A curved power law becomes a straight line on log-log axes: A biologist measures how an animal's heart rate falls as body mass rises and gets a curved scatter that looks like y = a·xⁿ (a power law).
Curves are hard to read.
The trick: take the log of both sides. Using log (base 10) here:
log y = log a + n·log x.
Now plot log y against log x (a log-log graph). That is a straight line Y = c + mX with X = log x and Y = log y.
The gradient is the power n, and the intercept is log a, so a = 10^(intercept).
IB-style question — read a power law off a log-log line
A drone's photo area y (in m²) grows with flight height x (in m) as a power law y = a·xⁿ.
Plotting log y against log x gives a straight line of gradient 2 passing through the point (log x, log y) = (0, 0.6).
Find the model y = a·xⁿ.
Step by step
- The straight line is log y = (intercept) + (gradient)·log x. Read the gradient as the power n.

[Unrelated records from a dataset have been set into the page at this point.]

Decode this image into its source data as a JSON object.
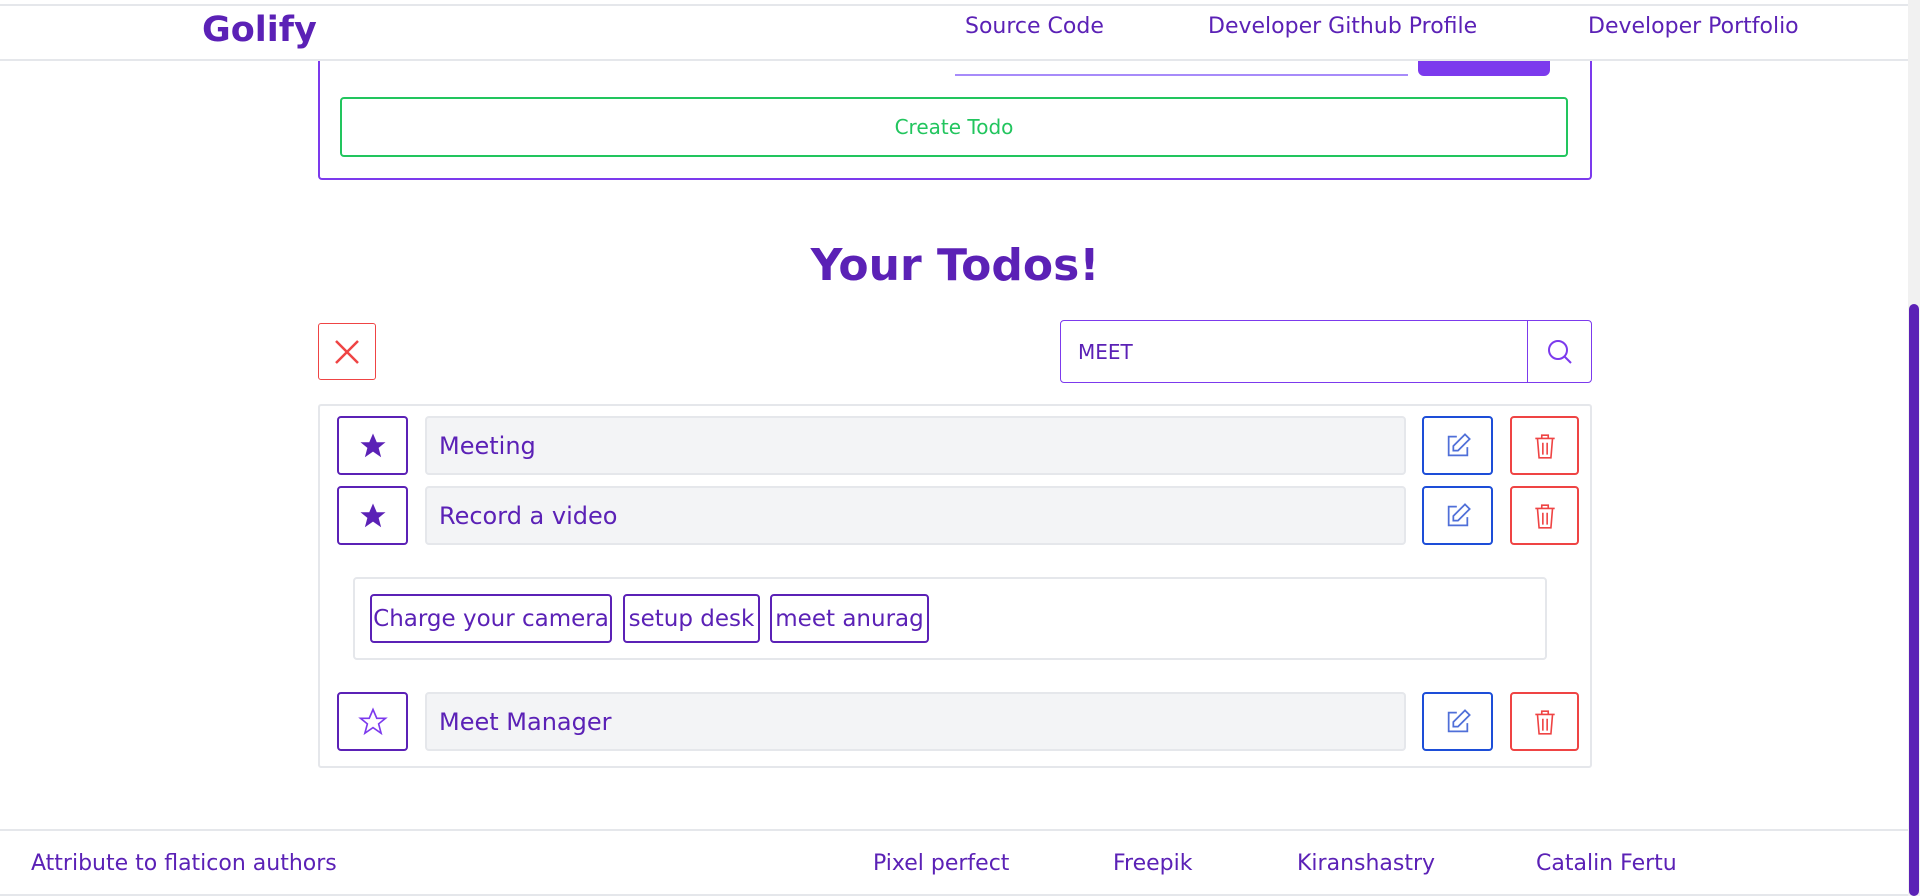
{
  "navbar": {
    "brand": "Golify",
    "links": [
      "Source Code",
      "Developer Github Profile",
      "Developer Portfolio"
    ]
  },
  "create_form": {
    "create_label": "Create Todo"
  },
  "todos": {
    "title": "Your Todos!",
    "search": {
      "value": "MEET",
      "icon": "search-icon"
    },
    "clear_icon": "close-icon",
    "items": [
      {
        "text": "Meeting",
        "starred": true
      },
      {
        "text": "Record a video",
        "starred": true,
        "subtasks": [
          "Charge your camera",
          "setup desk",
          "meet anurag"
        ]
      },
      {
        "text": "Meet Manager",
        "starred": false
      }
    ]
  },
  "footer": {
    "attribution": "Attribute to flaticon authors",
    "authors": [
      "Pixel perfect",
      "Freepik",
      "Kiranshastry",
      "Catalin Fertu"
    ]
  },
  "colors": {
    "primary": "#5b21b6",
    "accent": "#7c3aed",
    "create": "#22c55e",
    "edit": "#1d4ed8",
    "delete": "#ef4444"
  }
}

- The intercept (value of log y when log x = 0) is log a. Read it off the given point.
- Undo the log to get a.
- Assemble the model.
Final answer
y ≈ 3.98 x². In context: doubling the height roughly quadruples the photographed area (the power 2 means area scales with height squared).
An exponential law straightens on SEMI-log axes: A different shape: a colony of bacteria multiplies, so the count follows y = a·bˣ (an exponential law — a fixed multiplier b each hour).
Taking logs of both sides:
log y = log a + x·log b.
Notice the right side is linear in x itself, not in log x. So you plot log y against x — this is a semi-log graph (only the y-axis is logged).
The straight line Y = c + mX has X = x, Y = log y. The gradient is log b (so b = 10gradient) and the intercept is log a (so a = 10intercept).
Key contrast: power law → log-log (both axes); exponential law → semi-log (only y).
IB-style question — recover an exponential model
The number of users y of a new app, t months after launch, follows y = a·bᵗ.
Plotting log y against t gives a straight line with gradient 0.3 and vertical-axis intercept 2.
Find a and b, and interpret b.
Step by step
- Semi-log: log y = log a + (log b)·t. The gradient is log b.
- The intercept is log a (value of log y when t = 0).
- Assemble the model.
Final answer
a = 100, b ≈ 2.00, so y ≈ 100·2ᵗ. Interpretation: there were about 100 users at launch and the user base roughly DOUBLES each month (b ≈ 2).
IB-style question — which graph to plot?
An engineer suspects a quantity follows y = a·xⁿ (a power law).
Which graph should she plot to test this and read off the constants, and what would a good fit look like?
Step by step
- Power law ⇒ take logs of both sides.
- This is linear in log x, so plot log y against log x (a log-log graph).
Final answer
Plot log y against log x (log-log). A power law shows up as a STRAIGHT line; gradient = n, intercept = log a. (If instead log y vs x were straight, the law would be exponential.)